Please understand, reconciliation is not a religious term – it is financial! In other words, God, through the Blood of Jesus, has “settled the account” of sin, recalling us back into His heavenly portfolio! God sent and sacrificed the Lord Jesus for this very purpose (John 3:16) from the very foundation of time (Revelation 13:8).

When God drove Adam and Eve from the garden, He performed the first sacrifice – providing animal skins for clothing (Genesis 3:21).  God loved us enough to save men whom he deemed righteous from destruction; one from water (Noah) and one from fire (Lot). Then God found Abraham, a man whose faith would be “counted unto him for righteousness” (Genesis 15:6, Romans 4:3).

God made a covenant, or contract, with Abraham. Through this covenant, God told Abraham that all nations would be blessed from his lineage. This blessing was manifest in the Word made flesh, Jesus Christ.

Jesus did some extraordinary things while on earth. He healed the sick. He raised the dead. He fed the hungry. And He revealed – in teaching and in action – what the Word of God really meant. Most of all, Jesus taught that He was the way to abundant life and to a right relationship with God the Father. Jesus showed us what righteousness (right standing with God) looked like in his life, became sin for us in death, and reclaimed the title deed to creation through his resurrection.

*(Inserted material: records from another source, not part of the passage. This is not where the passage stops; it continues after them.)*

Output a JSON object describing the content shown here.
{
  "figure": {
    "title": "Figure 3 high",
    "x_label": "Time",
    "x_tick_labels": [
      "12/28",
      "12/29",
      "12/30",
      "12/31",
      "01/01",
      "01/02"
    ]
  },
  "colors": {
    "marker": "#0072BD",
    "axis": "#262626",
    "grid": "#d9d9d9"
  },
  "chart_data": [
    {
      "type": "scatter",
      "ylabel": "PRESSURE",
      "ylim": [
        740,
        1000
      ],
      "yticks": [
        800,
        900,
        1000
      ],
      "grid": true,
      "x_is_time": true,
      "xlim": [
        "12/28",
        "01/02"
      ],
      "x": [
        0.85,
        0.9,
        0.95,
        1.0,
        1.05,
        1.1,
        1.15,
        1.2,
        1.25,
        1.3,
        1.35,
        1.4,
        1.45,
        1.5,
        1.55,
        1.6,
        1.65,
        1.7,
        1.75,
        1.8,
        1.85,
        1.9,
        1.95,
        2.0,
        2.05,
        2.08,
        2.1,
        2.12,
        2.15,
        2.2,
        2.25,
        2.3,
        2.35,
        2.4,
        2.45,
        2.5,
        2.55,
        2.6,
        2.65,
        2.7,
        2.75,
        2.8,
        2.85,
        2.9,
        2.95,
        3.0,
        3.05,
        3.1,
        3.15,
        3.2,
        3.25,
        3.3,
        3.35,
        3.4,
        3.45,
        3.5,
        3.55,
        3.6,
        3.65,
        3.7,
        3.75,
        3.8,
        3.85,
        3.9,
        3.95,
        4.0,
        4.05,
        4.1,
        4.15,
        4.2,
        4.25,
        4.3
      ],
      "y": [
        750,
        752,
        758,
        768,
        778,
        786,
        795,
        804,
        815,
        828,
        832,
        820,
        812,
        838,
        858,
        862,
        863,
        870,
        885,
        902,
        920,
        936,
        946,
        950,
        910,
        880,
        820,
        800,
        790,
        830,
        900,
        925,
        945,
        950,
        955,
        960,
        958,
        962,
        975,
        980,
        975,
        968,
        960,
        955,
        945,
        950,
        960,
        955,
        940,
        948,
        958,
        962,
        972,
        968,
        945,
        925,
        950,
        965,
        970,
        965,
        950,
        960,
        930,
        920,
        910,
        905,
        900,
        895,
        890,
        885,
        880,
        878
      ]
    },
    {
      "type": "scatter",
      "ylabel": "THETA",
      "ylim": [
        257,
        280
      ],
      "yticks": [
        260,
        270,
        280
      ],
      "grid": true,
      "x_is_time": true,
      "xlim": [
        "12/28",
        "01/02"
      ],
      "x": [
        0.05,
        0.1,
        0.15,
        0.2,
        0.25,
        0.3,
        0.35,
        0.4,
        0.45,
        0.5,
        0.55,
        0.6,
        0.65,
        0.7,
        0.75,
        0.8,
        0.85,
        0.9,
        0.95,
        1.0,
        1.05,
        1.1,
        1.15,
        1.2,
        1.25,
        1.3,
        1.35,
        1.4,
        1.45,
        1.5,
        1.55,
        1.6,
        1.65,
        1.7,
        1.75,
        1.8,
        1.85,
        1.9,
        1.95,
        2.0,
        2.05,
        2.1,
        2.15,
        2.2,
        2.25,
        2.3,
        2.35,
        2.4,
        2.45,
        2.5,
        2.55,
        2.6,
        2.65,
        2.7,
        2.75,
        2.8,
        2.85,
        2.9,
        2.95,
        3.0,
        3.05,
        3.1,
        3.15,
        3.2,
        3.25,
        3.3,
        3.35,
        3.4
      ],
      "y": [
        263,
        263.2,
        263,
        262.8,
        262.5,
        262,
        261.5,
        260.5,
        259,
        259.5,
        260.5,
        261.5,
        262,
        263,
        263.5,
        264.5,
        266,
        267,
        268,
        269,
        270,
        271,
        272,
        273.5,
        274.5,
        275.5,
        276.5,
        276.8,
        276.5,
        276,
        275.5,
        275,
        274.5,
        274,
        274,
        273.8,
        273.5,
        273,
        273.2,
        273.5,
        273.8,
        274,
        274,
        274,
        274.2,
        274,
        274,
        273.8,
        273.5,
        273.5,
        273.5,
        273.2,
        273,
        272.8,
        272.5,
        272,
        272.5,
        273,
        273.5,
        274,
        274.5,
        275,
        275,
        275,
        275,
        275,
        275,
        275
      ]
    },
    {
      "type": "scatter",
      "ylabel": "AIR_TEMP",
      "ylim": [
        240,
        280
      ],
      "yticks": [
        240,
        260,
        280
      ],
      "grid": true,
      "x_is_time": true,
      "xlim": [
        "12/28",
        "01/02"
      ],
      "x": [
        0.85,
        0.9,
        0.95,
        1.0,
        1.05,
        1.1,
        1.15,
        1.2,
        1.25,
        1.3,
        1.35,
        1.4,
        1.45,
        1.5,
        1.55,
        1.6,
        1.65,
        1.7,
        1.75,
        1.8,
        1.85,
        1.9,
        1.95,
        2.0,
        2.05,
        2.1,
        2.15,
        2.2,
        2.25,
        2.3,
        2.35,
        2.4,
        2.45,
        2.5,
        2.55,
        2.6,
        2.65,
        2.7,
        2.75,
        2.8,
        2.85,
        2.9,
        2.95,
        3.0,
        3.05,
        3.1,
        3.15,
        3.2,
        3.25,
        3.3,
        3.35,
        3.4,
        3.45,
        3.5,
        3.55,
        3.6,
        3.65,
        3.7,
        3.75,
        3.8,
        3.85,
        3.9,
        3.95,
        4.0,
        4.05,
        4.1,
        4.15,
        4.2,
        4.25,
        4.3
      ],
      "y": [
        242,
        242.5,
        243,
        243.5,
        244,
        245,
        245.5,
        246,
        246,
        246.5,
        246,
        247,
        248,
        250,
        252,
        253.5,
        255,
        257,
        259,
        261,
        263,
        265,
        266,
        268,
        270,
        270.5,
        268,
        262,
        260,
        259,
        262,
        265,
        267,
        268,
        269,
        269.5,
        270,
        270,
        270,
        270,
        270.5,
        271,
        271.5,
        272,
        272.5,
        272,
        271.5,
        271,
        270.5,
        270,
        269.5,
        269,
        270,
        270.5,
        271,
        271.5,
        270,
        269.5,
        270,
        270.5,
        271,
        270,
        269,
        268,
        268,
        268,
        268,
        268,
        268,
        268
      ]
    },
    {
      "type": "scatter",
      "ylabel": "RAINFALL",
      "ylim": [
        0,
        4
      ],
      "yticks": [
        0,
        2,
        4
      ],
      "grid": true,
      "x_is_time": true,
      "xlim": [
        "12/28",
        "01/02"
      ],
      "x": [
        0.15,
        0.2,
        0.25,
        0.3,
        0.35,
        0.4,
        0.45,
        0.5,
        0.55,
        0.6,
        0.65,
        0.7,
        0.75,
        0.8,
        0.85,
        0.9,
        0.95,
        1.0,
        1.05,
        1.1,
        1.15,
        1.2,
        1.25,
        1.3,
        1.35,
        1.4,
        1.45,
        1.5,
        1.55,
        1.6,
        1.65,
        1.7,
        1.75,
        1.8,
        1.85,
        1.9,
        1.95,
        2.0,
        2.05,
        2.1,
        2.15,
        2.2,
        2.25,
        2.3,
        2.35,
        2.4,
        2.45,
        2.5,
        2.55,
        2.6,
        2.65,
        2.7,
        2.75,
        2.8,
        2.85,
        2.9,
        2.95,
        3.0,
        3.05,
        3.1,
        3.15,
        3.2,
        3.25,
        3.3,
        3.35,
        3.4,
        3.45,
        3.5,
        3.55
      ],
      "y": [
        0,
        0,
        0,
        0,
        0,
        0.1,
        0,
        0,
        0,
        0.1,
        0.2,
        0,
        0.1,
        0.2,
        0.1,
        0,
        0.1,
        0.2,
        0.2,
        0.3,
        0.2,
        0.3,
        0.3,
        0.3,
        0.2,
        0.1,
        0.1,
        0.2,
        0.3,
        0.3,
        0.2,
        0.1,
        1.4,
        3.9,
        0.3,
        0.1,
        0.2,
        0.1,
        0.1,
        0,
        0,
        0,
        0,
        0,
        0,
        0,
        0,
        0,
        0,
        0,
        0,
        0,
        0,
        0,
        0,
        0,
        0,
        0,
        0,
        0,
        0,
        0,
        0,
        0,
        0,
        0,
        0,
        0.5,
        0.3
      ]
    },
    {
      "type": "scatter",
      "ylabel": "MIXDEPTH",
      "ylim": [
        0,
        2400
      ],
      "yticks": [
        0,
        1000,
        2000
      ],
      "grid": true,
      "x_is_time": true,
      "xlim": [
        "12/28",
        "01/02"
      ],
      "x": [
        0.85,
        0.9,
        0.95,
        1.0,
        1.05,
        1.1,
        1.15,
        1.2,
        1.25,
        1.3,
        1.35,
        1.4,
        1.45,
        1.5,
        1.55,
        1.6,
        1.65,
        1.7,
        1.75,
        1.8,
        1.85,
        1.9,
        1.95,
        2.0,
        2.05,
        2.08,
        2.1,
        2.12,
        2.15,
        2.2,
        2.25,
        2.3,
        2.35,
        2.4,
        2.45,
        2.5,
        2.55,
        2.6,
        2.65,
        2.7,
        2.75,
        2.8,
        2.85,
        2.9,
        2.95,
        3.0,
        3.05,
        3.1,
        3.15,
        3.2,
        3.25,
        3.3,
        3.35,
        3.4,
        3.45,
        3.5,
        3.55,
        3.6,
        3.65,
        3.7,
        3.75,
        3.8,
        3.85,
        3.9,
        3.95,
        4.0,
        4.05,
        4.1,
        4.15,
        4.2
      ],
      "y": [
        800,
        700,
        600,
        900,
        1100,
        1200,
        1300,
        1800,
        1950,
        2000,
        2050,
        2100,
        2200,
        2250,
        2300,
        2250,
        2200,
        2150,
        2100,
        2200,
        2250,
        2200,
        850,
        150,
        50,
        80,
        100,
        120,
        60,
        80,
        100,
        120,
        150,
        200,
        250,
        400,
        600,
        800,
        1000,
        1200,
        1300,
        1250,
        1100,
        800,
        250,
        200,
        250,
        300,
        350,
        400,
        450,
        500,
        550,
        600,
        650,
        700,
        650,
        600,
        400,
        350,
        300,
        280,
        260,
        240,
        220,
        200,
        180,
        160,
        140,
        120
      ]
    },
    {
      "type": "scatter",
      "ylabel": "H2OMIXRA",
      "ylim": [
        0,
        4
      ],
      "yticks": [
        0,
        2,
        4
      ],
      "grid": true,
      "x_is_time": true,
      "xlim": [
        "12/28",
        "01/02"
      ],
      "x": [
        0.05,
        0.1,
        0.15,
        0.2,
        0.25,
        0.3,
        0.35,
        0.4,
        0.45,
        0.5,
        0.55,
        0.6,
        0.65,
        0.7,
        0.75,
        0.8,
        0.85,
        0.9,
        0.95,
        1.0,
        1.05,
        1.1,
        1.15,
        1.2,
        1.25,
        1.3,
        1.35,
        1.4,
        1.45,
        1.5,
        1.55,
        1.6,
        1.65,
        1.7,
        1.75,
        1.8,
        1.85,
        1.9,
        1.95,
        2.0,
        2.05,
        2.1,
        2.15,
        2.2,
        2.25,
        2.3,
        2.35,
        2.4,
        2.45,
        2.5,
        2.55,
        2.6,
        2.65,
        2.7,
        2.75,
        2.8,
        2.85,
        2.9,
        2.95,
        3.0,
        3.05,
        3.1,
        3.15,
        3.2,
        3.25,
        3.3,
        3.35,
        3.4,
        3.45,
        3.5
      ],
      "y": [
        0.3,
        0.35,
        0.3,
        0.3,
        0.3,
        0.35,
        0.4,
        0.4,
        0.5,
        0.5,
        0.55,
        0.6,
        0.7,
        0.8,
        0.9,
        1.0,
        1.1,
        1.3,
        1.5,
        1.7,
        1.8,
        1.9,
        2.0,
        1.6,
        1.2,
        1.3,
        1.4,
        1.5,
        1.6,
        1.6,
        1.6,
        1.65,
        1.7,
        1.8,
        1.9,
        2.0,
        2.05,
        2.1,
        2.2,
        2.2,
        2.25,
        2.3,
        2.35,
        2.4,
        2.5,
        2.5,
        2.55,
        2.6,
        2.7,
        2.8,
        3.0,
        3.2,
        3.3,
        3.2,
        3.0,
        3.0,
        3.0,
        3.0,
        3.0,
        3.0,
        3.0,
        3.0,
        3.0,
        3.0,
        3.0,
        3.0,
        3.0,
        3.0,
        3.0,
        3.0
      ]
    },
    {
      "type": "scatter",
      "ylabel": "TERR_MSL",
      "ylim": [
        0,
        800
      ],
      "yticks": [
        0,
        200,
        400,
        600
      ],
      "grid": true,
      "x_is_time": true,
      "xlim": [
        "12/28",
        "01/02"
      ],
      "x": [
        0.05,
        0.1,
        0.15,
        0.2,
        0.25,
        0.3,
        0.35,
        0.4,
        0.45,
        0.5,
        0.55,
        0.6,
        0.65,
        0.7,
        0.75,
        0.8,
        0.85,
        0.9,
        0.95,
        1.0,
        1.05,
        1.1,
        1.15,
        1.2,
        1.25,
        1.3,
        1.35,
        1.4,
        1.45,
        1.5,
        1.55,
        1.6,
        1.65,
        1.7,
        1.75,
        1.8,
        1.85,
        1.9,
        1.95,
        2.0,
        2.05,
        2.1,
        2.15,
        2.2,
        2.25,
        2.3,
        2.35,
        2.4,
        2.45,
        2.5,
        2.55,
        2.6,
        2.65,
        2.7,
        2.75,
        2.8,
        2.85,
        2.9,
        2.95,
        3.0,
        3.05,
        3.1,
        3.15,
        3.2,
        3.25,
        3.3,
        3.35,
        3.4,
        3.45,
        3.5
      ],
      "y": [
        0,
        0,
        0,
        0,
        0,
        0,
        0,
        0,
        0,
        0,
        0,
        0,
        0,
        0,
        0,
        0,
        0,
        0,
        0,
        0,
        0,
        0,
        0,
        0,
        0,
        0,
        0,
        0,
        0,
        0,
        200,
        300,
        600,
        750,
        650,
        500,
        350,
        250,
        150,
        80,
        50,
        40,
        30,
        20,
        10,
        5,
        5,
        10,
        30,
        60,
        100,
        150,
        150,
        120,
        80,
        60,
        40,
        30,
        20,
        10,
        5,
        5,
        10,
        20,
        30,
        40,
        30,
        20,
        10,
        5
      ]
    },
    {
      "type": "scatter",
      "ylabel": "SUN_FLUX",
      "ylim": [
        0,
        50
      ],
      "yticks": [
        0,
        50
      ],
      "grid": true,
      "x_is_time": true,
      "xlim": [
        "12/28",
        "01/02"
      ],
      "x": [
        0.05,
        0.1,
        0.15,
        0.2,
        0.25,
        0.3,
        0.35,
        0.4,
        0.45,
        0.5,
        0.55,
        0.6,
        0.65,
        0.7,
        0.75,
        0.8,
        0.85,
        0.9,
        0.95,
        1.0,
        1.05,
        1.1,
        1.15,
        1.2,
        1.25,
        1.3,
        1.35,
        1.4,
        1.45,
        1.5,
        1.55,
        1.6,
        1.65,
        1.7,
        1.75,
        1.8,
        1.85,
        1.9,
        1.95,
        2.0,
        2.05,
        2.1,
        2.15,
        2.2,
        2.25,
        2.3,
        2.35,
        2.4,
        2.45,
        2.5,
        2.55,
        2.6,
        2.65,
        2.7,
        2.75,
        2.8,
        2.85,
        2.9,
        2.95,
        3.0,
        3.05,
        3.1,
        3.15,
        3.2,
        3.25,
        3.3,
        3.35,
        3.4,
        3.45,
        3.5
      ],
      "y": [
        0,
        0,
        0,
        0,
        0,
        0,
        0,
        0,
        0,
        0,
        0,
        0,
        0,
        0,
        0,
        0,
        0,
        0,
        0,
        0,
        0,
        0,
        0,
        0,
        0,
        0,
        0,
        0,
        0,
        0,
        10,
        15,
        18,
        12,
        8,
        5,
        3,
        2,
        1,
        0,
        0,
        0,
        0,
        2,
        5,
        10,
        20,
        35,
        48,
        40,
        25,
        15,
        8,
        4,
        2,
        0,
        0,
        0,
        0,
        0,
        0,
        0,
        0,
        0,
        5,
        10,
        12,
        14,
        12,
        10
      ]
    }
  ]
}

God took one step toward us that we might become reconciled to Him. Through the blood of Jesus, we are redeemed from sin and death. Through Christ, we are the righteousness of God (Romans 3:22).

We need to be as concerned with reconciliation as our Heavenly Father is. Thankfully, Jesus provided the most excellent sacrifice, so none have to perish! However, Jesus Himself said that if we have anything against our brother, we should forgive him, else our prayers will be hindered (Mark 11:25). Moreover, we must be ever mindful that Jesus came that, through him, we may be forgiven. If we aspire to be like Him, we must begin though our own ministry of forgiveness and reconciliation.